Look at each of the six levers of success and determine how successful you think you are. Doing this type of activity allows you to reflect on your process and outcome with the purpose of learning what went well and what can be improved. By breaking it down into the six levers of process and outcome, you can home in specifically on what to improve next time rather than just going on your gut. If you’ve been keeping good notes through the process, you’ll be able to do this with relative consistency.

There are four possible states:

  • Success/Success: Both process and outcome were successful.
  • Success/Failure: The process was deemed successful, but the outcome was a failure.
  • Failure/Success: The process was deemed a failure, but the outcome was successful.
  • Failure/Failure: Both process and outcome were failures.

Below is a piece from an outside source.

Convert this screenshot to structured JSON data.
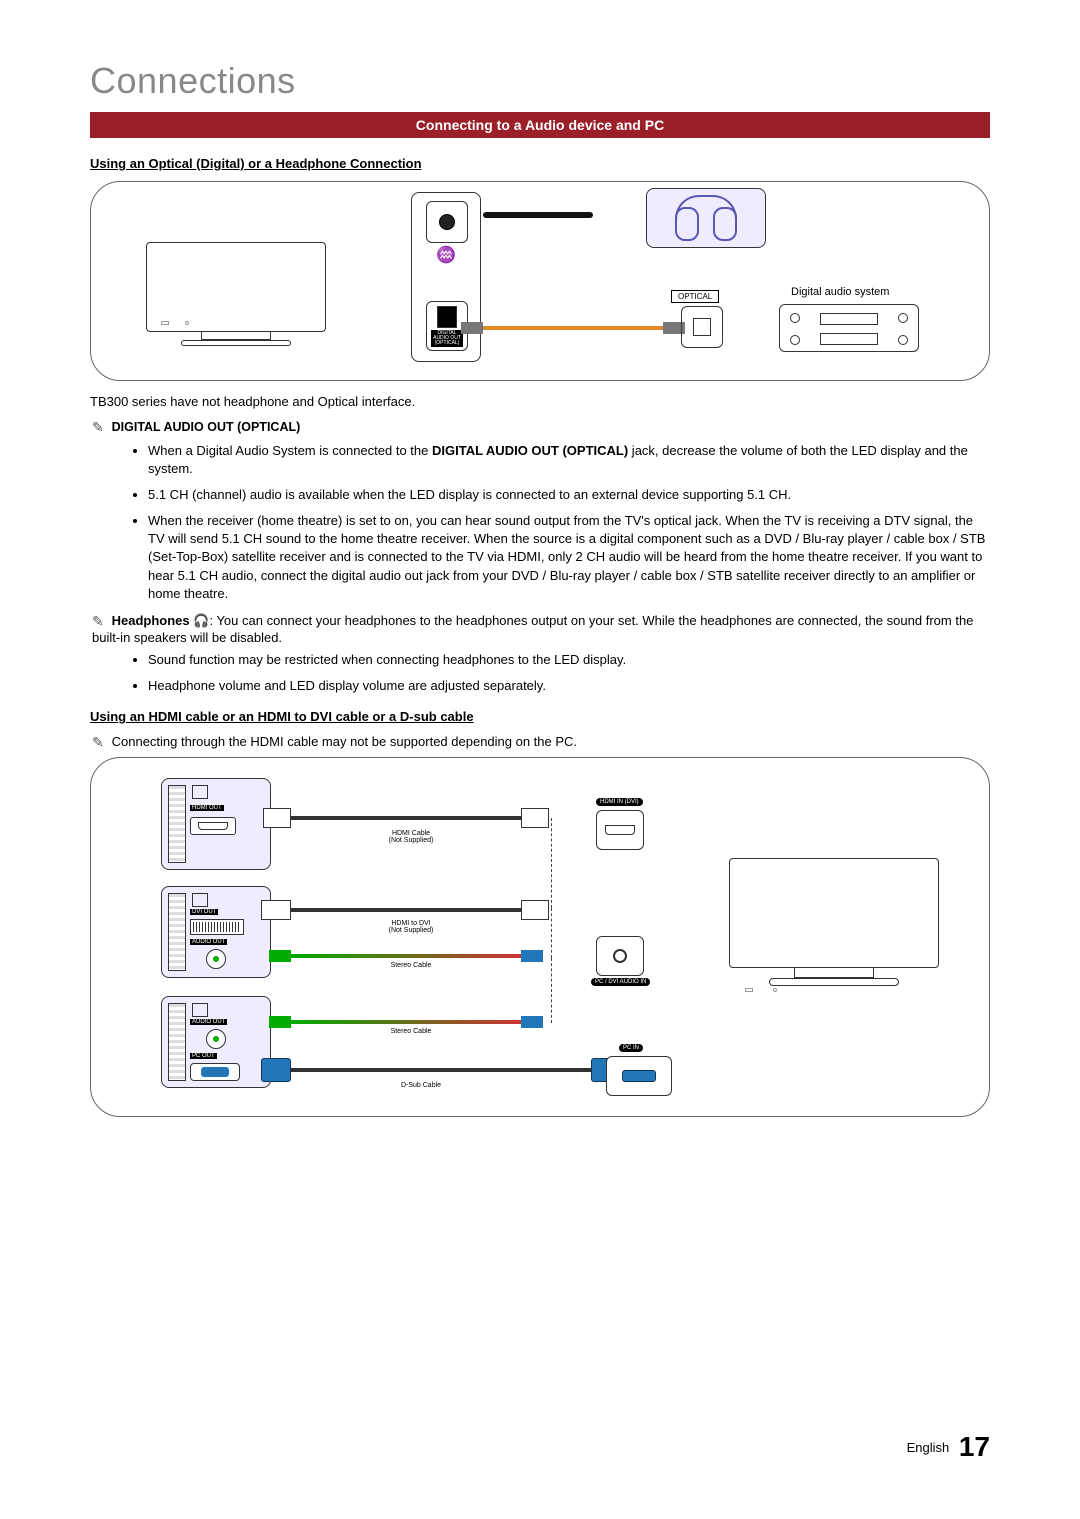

Here’s a sample of a process/outcome evaluation. The more you write, the more you’ll learn. I keep it simple here for the sake of illustration.

  • Process
  • Tools: Success. Effective use of online tutorials, forums, and videos. I learned a lot from texts and online tutorials. Whenever I had a question, they were answered by other programmers pretty quickly.
  • Time: Failure. It took four times as long as I thought it would to pull in Facebook data. I had to work past midnight every night, and I took a few multiday breaks.
  • Effort: Failure. Python was easy to learn, but getting Facebook status information into something I could use proved harder. Next time around will be easier now that I understand how to get around Facebook APIs. Tableau wasn’t hard once I got it pointing to the right data. I still have a lot to learn, but I got the basic hang of it.
  • Overall: Process failure. Next time, I need to budget way more time to get this done.
  • Outcome
  • Value: Moderate success. I learned a lot about Python and how to mash up transactional data with Facebook status. I need to do a few more small projects before I would want to try this for real at work.
  • Knowledge: Success. I’ve developed a good working knowledge of Python and Facebook APIs.
  • Learning objective: Success. It took way longer than I thought it would, but I did learn what I set out to learn. I can use Python well and do what I need to do with Facebook.
  • Outcome: Outcome success.
  • Overall: Failure/Success.
  • Notes: I need to better judge how long things take for me to learn. Generally, I’m underestimating the time required. But I think if I did a similar project again, I could do it faster because I know where to go to get information. Also, I’ve improved my framework for learning and know where I tend to waste time.